There are a few sequels which take the first movie and redo it with a slightly different scenario. Please don't. Here's why: The Hangover, Part II.

Quickly, let's list the key points in the first movie:
  1. Some one is getting married.
  2. the Bachelor party takes place somewhere famous for night life. (Vegas)
  3. The main characters get very drunk/drugged, loose a friend and remember nothing.
  4. The main characters search for their lost friend, finding a helpless person (a baby) and an animal that belongs to someone else (a tiger that belongs to Mike Tyson.)
  5. Eventually they find their friend somewhere they really should've checked.
  6. They make it back to the wedding on time.
All of this is the same in the second movie, except in Thailand with a old monk and a monkey who belonged to some Russians. From Stu doing something stupid to his body, to him confronting someone at the wedding and speaking his mind.

Phil and Stu were shocked by Alan's choice to become a Britney Spears impersonator.


Okay, let's start with good things. Ken Jeong was brilliant reprising his role as Mr. Chow. Definitely the best character. Mainly because he wasn't in the first movie as much so there was room for a whole new layer of his character. Bradley Cooper and Ed Helms were both good as Phil and Stu respectively. Their characters developed a little.
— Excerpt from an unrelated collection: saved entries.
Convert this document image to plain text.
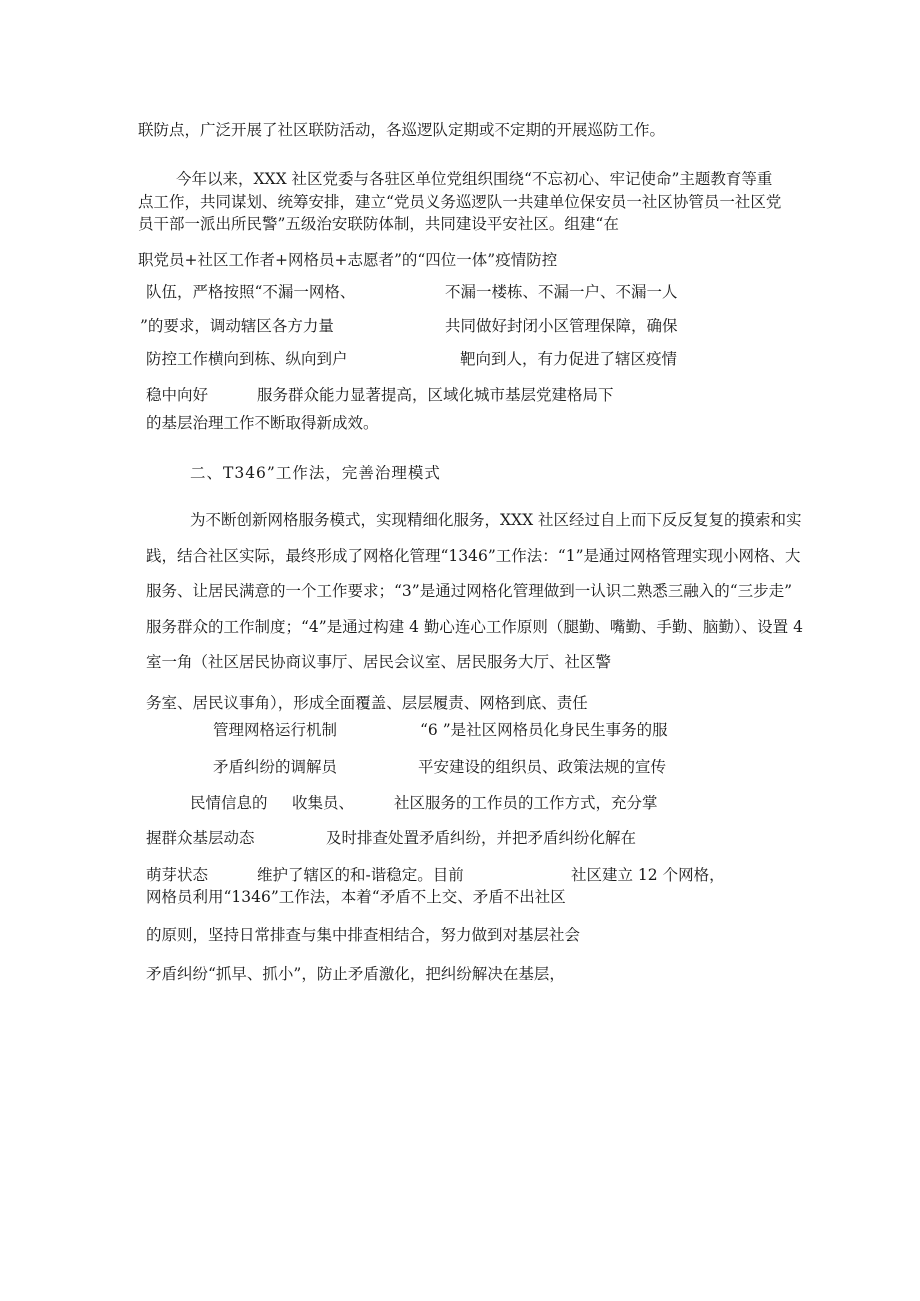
联防点，广泛开展了社区联防活动，各巡逻队定期或不定期的开展巡防工作。
今年以来，XXX 社区党委与各驻区单位党组织围绕“不忘初心、牢记使命”主题教育等重
点工作，共同谋划、统筹安排，建立“党员义务巡逻队一共建单位保安员一社区协管员一社区党
员干部一派出所民警”五级治安联防体制，共同建设平安社区。组建“在
职党员+社区工作者+网格员+志愿者”的“四位一体”疫情防控
队伍，严格按照“不漏一网格、	不漏一楼栋、不漏一户、不漏一人
”的要求，调动辖区各方力量	共同做好封闭小区管理保障，确保
防控工作横向到栋、纵向到户	靶向到人，有力促进了辖区疫情
稳中向好	服务群众能力显著提高，区域化城市基层党建格局下
的基层治理工作不断取得新成效。
二、T346”工作法，完善治理模式
为不断创新网格服务模式，实现精细化服务，XXX 社区经过自上而下反反复复的摸索和实
践，结合社区实际，最终形成了网格化管理“1346”工作法：“1”是通过网格管理实现小网格、大
服务、让居民满意的一个工作要求；“3”是通过网格化管理做到一认识二熟悉三融入的“三步走”
服务群众的工作制度；“4”是通过构建 4 勤心连心工作原则（腿勤、嘴勤、手勤、脑勤）、设置 4
室一角（社区居民协商议事厅、居民会议室、居民服务大厅、社区警
务室、居民议事角），形成全面覆盖、层层履责、网格到底、责任
管理网格运行机制	“6 ”是社区网格员化身民生事务的服
矛盾纠纷的调解员	平安建设的组织员、政策法规的宣传
民情信息的 收集员、	社区服务的工作员的工作方式，充分掌
握群众基层动态	及时排查处置矛盾纠纷，并把矛盾纠纷化解在
萌芽状态	维护了辖区的和-谐稳定。目前	社区建立 12 个网格，
网格员利用“1346”工作法，本着“矛盾不上交、矛盾不出社区
的原则，坚持日常排查与集中排查相结合，努力做到对基层社会
矛盾纠纷“抓早、抓小”，防止矛盾激化，把纠纷解决在基层，
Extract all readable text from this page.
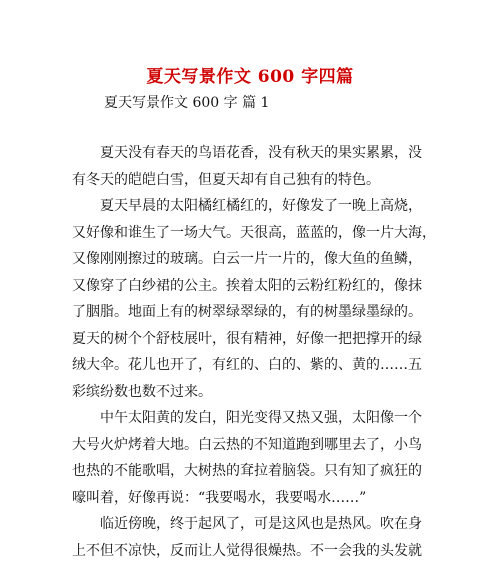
夏天写景作文 600 字四篇
夏天写景作文 600 字 篇 1
夏天没有春天的鸟语花香，没有秋天的果实累累，没
有冬天的皑皑白雪，但夏天却有自己独有的特色。
夏天早晨的太阳橘红橘红的，好像发了一晚上高烧，
又好像和谁生了一场大气。天很高，蓝蓝的，像一片大海，
又像刚刚擦过的玻璃。白云一片一片的，像大鱼的鱼鳞，
又像穿了白纱裙的公主。挨着太阳的云粉红粉红的，像抹
了胭脂。地面上有的树翠绿翠绿的，有的树墨绿墨绿的。
夏天的树个个舒枝展叶，很有精神，好像一把把撑开的绿
绒大伞。花儿也开了，有红的、白的、紫的、黄的……五
彩缤纷数也数不过来。
中午太阳黄的发白，阳光变得又热又强，太阳像一个
大号火炉烤着大地。白云热的不知道跑到哪里去了，小鸟
也热的不能歌唱，大树热的耷拉着脑袋。只有知了疯狂的
嚎叫着，好像再说：“我要喝水，我要喝水……”
临近傍晚，终于起风了，可是这风也是热风。吹在身
上不但不凉快，反而让人觉得很燥热。不一会我的头发就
Admittedly, in Stu's case, it wasn't entirely in a good way. The character who had been developed the most was Alan. He was also the least amusing. In the first one, he was stupid. In Part II, he had delved deeps into the realm of mental difficulties and had lost a lot of what made him funny the first time round. no other characters were really major enough for any serious analysis. Yeah, Doug still wasn't in it. I would've loved to have seen Doug get caught up in the mishaps.


Stu thought his new tattoo made him look really tough. It didn't.

So, the writing and directing. Clearly, Todd Philips and his team took a laid back approach and said, "Hey, it worked before, lets do it again." And I don't just mean the plot. I mean every joke, every gag, even the same characters. Yes I liked Chow. But where the hell were the new characters? Even Eddie, the chapel manager from the first movie, made an appearance. (Though as a different character. Copy and pasted but with a name change and some hair.) Even Paul Giamatti's cameo was very disappointing. There were trade overs, mistaken identities, hookers and lots more of recycled jokes. The first movie still strikes me as a brilliant work in comedy in recent years. This does not.

I wouldn't suggest spending money to see this. Just watch the first movie again. That will stay good. This won't. Twice as vulgar and twice as silly, but half as good. Sillier you say? There was a drug dealing monkey. Enough said.

That's enough from me. I don't want to talk about this movie anymore. I heard it wasn't good, but I thought surely no. I was wrong. It wasn't very good. I was disappointed.


Best bit? When Chow was onscreen. He was hilarious. Particularly the car chase. A good scene in an otherwise poor movie.